Interestingly, our freshly wedded friends hadn’t made a motel reservation anywhere before leaving the States. Since the Risata had rooms we suggested they stay for the night and rest up. But S, close to an exhaustion-induced breakdown, wasn’t even considering staying anywhere but this swank joint she’d heard of in Nusa Dua. It was about 15-20 minutes away on the nub of Bali’s southern peninsula. They split with their anxiety-smeared faces and left us to stretch out, smoke a few fags and shower out our travel staled fannies.
Observation – After the first two Anker beers here it dawns on me that some of the best lagers on Earth come from its East Side.
Tiger – from Singapore. Crisp and floral, grrrr – errrr. Roar. Arf.
Singha – Thailand. High Ethyl, lightly yeasty. The Haffenreffer of the East, oughta come in 40’s.
Steinlager – New Zealand. Zippy, hoppy and light. Suitable for drinking while playing rugby.
Anker (Bali) and Bintang (someplace else in Indonesia) – interchangeable with each other. Both pilsner styles, very clean and perfectly bitter. Wish Pabst would switch to their recipes.

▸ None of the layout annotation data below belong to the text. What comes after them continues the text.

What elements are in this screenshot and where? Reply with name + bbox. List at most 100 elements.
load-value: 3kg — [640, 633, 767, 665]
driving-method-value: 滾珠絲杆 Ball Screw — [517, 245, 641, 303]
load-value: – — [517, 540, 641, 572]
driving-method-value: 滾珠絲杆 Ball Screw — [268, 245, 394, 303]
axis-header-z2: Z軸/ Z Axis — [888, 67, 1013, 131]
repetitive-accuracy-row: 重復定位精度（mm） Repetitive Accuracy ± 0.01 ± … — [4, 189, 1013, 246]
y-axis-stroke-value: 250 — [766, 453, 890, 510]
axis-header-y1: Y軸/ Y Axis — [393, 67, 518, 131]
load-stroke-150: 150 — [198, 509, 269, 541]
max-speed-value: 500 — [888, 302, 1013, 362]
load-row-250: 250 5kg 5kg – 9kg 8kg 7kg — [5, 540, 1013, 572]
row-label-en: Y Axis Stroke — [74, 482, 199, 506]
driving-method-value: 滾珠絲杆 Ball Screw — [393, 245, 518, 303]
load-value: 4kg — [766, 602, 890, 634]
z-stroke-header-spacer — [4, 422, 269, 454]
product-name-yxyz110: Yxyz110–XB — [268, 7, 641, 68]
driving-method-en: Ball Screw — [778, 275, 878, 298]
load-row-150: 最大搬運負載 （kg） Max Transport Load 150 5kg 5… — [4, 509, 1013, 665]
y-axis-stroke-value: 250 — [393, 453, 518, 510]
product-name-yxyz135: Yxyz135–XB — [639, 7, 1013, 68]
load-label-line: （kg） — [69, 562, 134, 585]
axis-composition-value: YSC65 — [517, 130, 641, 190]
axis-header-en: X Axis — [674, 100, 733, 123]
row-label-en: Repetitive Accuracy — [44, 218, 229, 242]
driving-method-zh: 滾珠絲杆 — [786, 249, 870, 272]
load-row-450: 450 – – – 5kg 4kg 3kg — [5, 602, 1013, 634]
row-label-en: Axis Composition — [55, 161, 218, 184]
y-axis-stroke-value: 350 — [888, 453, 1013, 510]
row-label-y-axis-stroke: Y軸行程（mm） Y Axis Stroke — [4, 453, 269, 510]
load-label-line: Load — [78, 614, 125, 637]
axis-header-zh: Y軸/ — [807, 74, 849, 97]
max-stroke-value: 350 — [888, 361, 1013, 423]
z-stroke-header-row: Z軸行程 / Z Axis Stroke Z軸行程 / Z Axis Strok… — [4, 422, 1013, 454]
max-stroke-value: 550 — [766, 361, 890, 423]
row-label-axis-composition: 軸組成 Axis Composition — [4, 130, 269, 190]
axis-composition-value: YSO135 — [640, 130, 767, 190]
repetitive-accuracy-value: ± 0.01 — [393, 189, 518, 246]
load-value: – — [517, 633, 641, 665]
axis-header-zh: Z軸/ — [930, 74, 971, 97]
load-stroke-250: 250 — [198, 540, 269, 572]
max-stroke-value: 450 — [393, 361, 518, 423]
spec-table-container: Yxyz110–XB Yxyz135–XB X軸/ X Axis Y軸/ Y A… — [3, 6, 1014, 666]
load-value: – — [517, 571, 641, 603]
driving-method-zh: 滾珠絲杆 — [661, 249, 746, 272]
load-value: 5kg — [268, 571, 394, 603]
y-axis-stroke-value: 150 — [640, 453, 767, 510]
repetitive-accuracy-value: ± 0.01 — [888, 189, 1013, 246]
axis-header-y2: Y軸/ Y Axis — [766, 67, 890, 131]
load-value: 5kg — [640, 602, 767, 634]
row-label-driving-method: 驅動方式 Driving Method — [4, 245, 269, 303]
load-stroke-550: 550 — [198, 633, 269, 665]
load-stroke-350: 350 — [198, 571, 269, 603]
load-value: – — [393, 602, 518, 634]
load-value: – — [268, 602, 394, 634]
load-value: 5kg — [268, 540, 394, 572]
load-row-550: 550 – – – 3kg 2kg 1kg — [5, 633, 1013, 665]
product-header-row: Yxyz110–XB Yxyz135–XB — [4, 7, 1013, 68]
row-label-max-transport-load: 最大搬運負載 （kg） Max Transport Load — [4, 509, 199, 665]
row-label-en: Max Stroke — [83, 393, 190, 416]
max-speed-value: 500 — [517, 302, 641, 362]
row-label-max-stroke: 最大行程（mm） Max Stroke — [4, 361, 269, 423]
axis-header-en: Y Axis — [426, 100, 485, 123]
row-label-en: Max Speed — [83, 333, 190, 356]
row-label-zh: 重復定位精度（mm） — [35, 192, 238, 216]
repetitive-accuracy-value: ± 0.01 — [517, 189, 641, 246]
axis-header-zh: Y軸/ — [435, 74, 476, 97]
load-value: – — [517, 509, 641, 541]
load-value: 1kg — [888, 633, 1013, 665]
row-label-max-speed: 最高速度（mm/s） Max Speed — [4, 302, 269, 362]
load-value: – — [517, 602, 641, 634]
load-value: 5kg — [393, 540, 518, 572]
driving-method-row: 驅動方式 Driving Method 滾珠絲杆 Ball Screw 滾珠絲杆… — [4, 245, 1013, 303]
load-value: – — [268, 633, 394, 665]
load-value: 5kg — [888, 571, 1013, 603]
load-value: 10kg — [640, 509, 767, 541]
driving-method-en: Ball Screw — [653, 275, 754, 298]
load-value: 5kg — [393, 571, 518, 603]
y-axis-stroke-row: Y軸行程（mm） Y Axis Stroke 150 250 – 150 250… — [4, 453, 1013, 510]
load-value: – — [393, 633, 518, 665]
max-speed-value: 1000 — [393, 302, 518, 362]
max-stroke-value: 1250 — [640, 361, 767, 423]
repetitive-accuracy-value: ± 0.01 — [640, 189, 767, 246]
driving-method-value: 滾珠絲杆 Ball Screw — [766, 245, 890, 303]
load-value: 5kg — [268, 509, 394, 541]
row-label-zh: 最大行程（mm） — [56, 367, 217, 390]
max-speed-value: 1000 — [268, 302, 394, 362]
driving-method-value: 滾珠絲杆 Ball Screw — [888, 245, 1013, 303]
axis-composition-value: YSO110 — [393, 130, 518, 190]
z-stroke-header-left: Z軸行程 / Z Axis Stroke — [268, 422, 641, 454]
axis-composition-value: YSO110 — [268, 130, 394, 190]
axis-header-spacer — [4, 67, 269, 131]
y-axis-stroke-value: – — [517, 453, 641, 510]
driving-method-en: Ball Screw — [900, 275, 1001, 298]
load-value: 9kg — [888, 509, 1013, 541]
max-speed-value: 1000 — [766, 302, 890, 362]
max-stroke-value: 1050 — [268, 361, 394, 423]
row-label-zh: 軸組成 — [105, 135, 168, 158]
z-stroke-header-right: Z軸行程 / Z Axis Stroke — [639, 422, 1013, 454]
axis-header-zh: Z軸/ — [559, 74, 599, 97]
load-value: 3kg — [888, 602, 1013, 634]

Even Vietnam’s 33 & Hue are tasty treats. I can understand good fuzz juice originating in New Zealand. Maori’s notwithstanding, they’ve got the same beer-swilling crackers as Australia. But what’s with the stuff from the South China Sea? Musta been the Dutch, having got to those parts early. Who knows? But I do know that good American lagers are rare, if not extinct, back home. This has a lot to do with the Big-Boy brewers not really giving a fuck and the microbastards not actually making lager, choosing rather to “interpret” it.
6 PM (Or was it 7, or 8, or something. No, not 8.)
Suppertime. Out to the covered patio-hut bar for a pre-eating cocktail. I had a passion fruit, coconut, vodka & blue curaçao deal. Elisa drank a Piña Colada. Both very tasty, nudging me towards the candy wonders of becoming a girl drink drunk. Fresh exotic fruits & coconuts, see. How could I not succumb?
Then there was dinner: Nasi Goreng, the common Malayo-Indonesian fried rice dish, fried seafood with fries & a separating tartar sauce (f’n hurrah for those Typhus inoculations!) There might have been a third dish. Yes, I’m sure there was. A couple of Anker beers each. Good enough meal – six beverages and supper for two: under twenty bucks.
Off to the Internet Café at the hotel lobby. Two bucks for half an hour of web time? Some insanely cheap rate like that, though I can’t remember. Could barely remember the lady I was writing to, my mother perhaps, as I typed out a Here we are, all’s well note. We were bushed. Real down home, cross-eyed beat. Shoulda emailed everybody for that rate but the weight of the air was becoming an intolerable strain on our eyelids.